Fresh from extensive consultations in Washington, he will seek to give a new dimension to the benefits spinning off from India’s growth rate that is impressive for any country in the current global economic climate. But in doing so, he will draw on his experience twice as India’s external affairs minister. Mukherjee has an equation with the new managing director of the IMF, Christine Lagarde, which goes beyond that between two finance ministers, one of whom has now become an international civil servant.

His relations with the World Bank president, Robert Zoellick, were cemented during the period when Zoellick was the deputy secretary of state in the George W. Bush administration.
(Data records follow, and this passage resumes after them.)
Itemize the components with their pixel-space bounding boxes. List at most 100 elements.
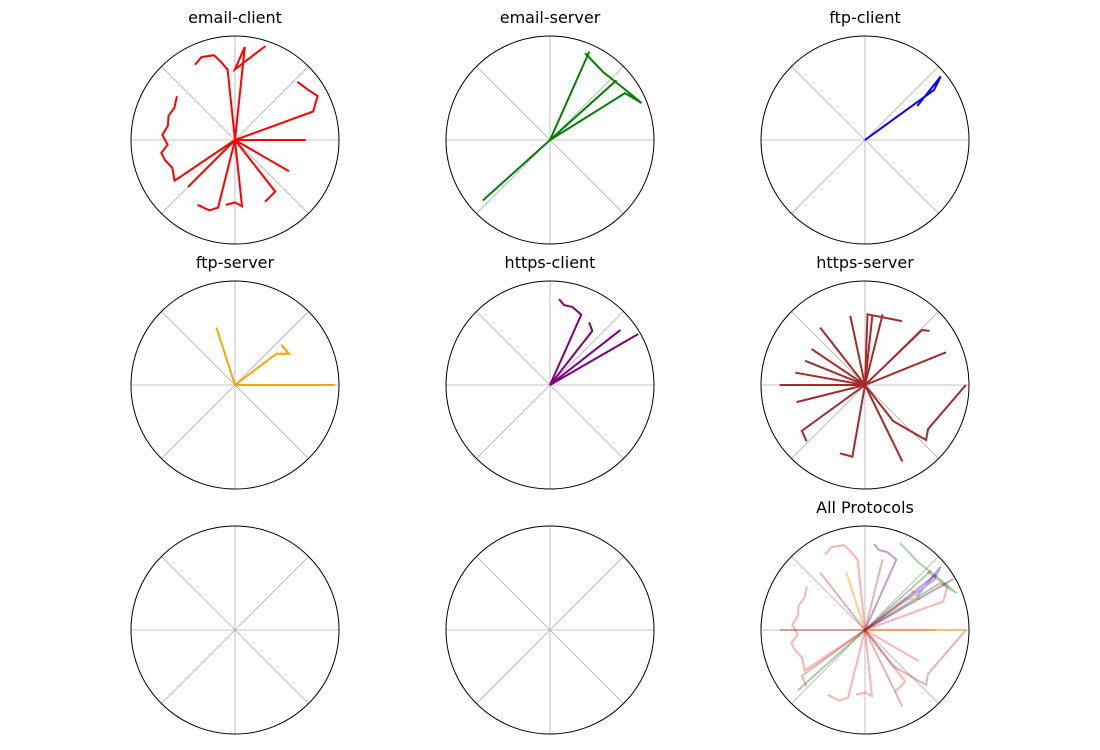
polar-frame [760, 35, 970, 245]
series-line [864, 629, 920, 663]
series-line [549, 333, 639, 386]
series-line [864, 384, 967, 442]
grid-spoke [549, 384, 624, 459]
grid-spoke [161, 311, 236, 386]
polar-frame [445, 35, 655, 245]
grid-spoke [791, 311, 866, 386]
series-line [234, 139, 277, 203]
series-line [864, 329, 930, 386]
series-0 [215, 327, 335, 386]
series-0 [779, 313, 967, 463]
series-line [864, 629, 907, 693]
series-line [864, 75, 942, 141]
grid-spoke [864, 139, 939, 214]
polar-panel: email-client [130, 8, 340, 245]
series-0 [160, 45, 319, 212]
polar-panel [445, 525, 655, 735]
polar-frame [760, 525, 970, 735]
grid-spoke [234, 66, 309, 141]
polar-panel: ftp-client [760, 8, 970, 245]
series-line [864, 559, 884, 631]
series-line [824, 544, 866, 631]
series-line [549, 51, 591, 141]
series-line [232, 45, 267, 141]
series-line [864, 314, 884, 386]
series-line [864, 629, 904, 708]
series-line [864, 629, 967, 687]
panel-title: email-server [500, 8, 601, 27]
series-line [549, 329, 622, 386]
grid-spoke [864, 556, 939, 631]
grid-spoke [791, 629, 866, 704]
series-line [234, 139, 290, 173]
grid-spoke [476, 66, 551, 141]
series-0 [790, 544, 949, 702]
grid-spoke [161, 556, 236, 631]
polar-panel: https-server [760, 253, 970, 490]
series-0 [864, 75, 942, 141]
grid-spoke [864, 629, 939, 704]
grid-spoke [549, 311, 624, 386]
polar-frame [130, 35, 340, 245]
polar-panel: All Protocols [760, 498, 970, 735]
grid-spoke [549, 139, 624, 214]
series-line [839, 384, 866, 458]
grid-spoke [864, 384, 939, 459]
polar-frame [445, 525, 655, 735]
grid-spoke [791, 139, 866, 214]
polar-frame [445, 280, 655, 490]
panel-title: email-client [188, 8, 282, 27]
polar-frame [130, 280, 340, 490]
series-line [800, 384, 866, 442]
polar-frame [760, 280, 970, 490]
series-line [234, 81, 319, 141]
series-line [864, 351, 947, 386]
panel-title: All Protocols [816, 498, 914, 517]
series-line [194, 54, 236, 141]
series-line [197, 139, 236, 212]
series-line [215, 327, 236, 386]
grid-spoke [791, 556, 866, 631]
series-line [160, 95, 236, 183]
series-line [804, 359, 866, 386]
series-0 [482, 51, 643, 202]
series-line [796, 384, 866, 404]
series-line [810, 348, 866, 386]
series-line [845, 572, 866, 631]
series-line [864, 542, 958, 631]
grid-spoke [791, 66, 866, 141]
grid-spoke [476, 384, 551, 459]
grid-spoke [476, 556, 551, 631]
series-4 [864, 543, 954, 631]
polar-panel: email-server [445, 8, 655, 245]
series-line [864, 570, 949, 631]
grid-spoke [161, 66, 236, 141]
series-line [482, 79, 618, 202]
panel-title: https-client [505, 253, 596, 272]
series-1 [797, 542, 958, 692]
grid-spoke [234, 311, 309, 386]
panel-title: ftp-client [829, 8, 901, 27]
grid-spoke [234, 629, 309, 704]
series-line [549, 322, 594, 386]
grid-spoke [234, 556, 309, 631]
panel-title: ftp-server [196, 253, 275, 272]
polar-panel: ftp-server [130, 253, 340, 490]
grid-spoke [791, 384, 866, 459]
grid-spoke [476, 311, 551, 386]
series-line [864, 384, 904, 463]
polar-panel: https-client [445, 253, 655, 490]
series-3 [845, 572, 965, 631]
series-line [819, 326, 866, 386]
grid-spoke [476, 629, 551, 704]
series-0 [549, 298, 639, 386]
series-line [225, 139, 244, 208]
grid-spoke [549, 629, 624, 704]
series-line [187, 139, 236, 188]
series-line [795, 371, 866, 386]
polar-frame [130, 525, 340, 735]
series-line [797, 569, 933, 692]
series-line [855, 629, 874, 698]
series-line [790, 585, 866, 673]
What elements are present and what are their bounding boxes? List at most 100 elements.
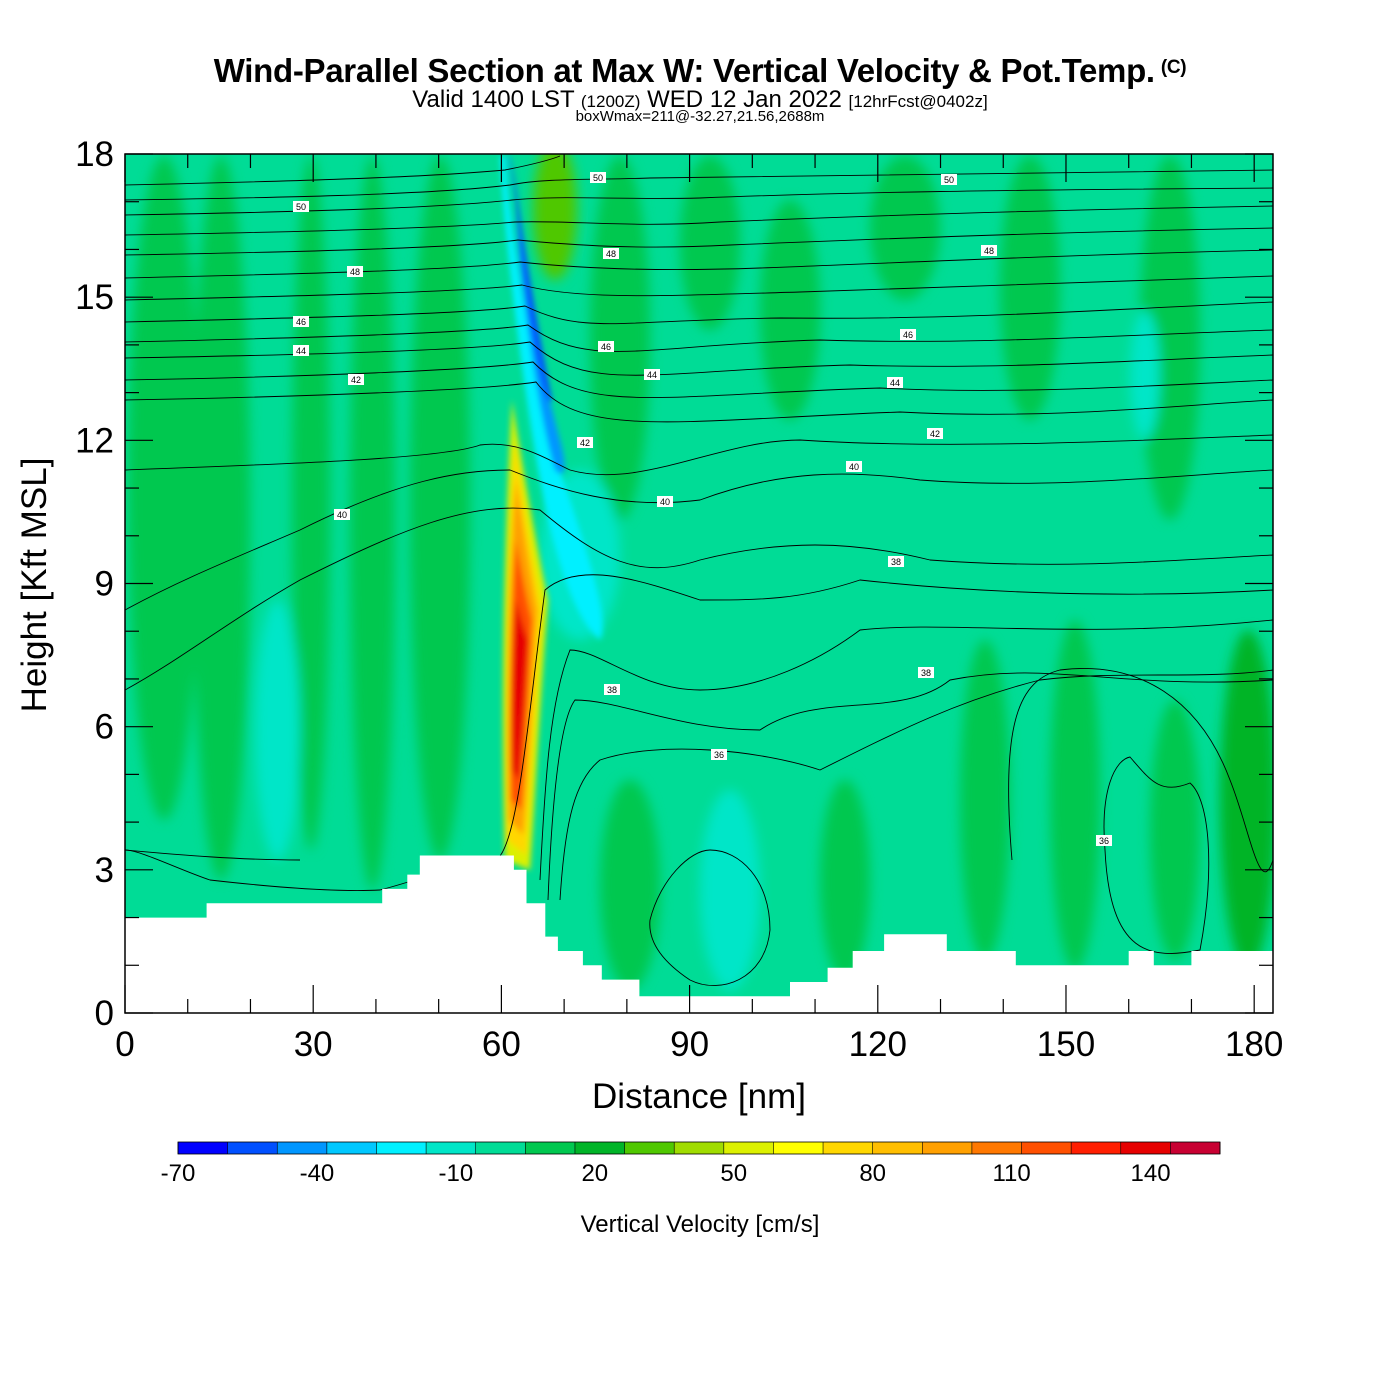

That was a very critical time in the formative months of the Indo-US nuclear deal and Mukherjee had just moved from the defence ministry to start his second tenure as external affairs minister.

The first step in this new direction is to be called “Finance Plus”, which will be the Pranab Mukherjee-led finance ministry’s new criteria for selection of projects to be proposed for assistance from the World Bank, the Asian Development Bank and the International Fund for Agricultural Development.

Recognizing that the nature of India’s borrowings from multilateral development banks is changing in view of the country’s growth, there will be a cap of $500 million in external assistance for any project inclusive of technical assistance. The overall portfolio of borrowing from multilateral financial institutions will also be reoriented among states that are lagging behind in development and need help under special categories.

With his experience of two tenures as external affairs minister, Mukherjee is now doing to the finance ministry what he did earlier during his stint as defence minister. During the time that he was defence minister, Mukherjee internationalized the defence ministry: he created a new formal framework for defence relations with the US, unveiled new vistas of bilateral defence ties with Japan and explored bilateral defence confidence building in Beijing.

In the finance ministry, there has always been a post reserved for a diplomat, an Indian Foreign Service officer whose overseas exposure could be tapped in the pursuit of external relations. But until recently, such borrowed expertise from the IFS has been under-utilized and used merely to deal with difficult bilateral relationships with foreign countries that the finance ministry could not handle on its own.

But under Mukherjee’s stewardship as finance minister, the incumbent IFS officer, Venu Rajamony, who has been consul-general in Dubai, embassy spokesperson in Washington and an acknowledged expert on China, has been tasked with the job of recasting his ministry’s relations with the outside world in its totality. The first major international event as part of such change will take place in New Delhi next month when an Eminent Persons’ Forum on 25 years of the Asian Development Bank’s partnership with India in the context of Asia’s future will convene in New Delhi. Thereafter, in 2013, India will host the 46th annual meeting of the ADB in May 2013.

The finance ministry’s long-term goal in doing these is to refashion India as a “model” borrower from multilateral financial institutions. This will be done taking into account that although India is now a trillion-dollar economy, its total borrowing from international institutions is merely around $32 billion.

The bulk of the fiscal flows into the country is now from the private sector. Besides, money is no longer an issue, a sea change from the years when New Delhi would accept any money that came its way by way of development assistance. Indeed, an IFS officer’s mandate in the finance ministry earlier was to somehow secure those aid flows. But now with a streamlining of procedures, the quality of money, that is the worth of the projects for which funding is coming in is being reoriented.

As a result, under Mukherjee’s “Finance Plus” criteria, both Central ministries and state governments are being instructed to send for purposes of soliciting international assistance only project proposals which have the revised elements. Proposals which have transformational impact on society and are innovative in leveraging funds will get priority support. It is a worthwhile change in approach with an external affairs twist that is well worth pursuing as the finance ministry embraces the outside world.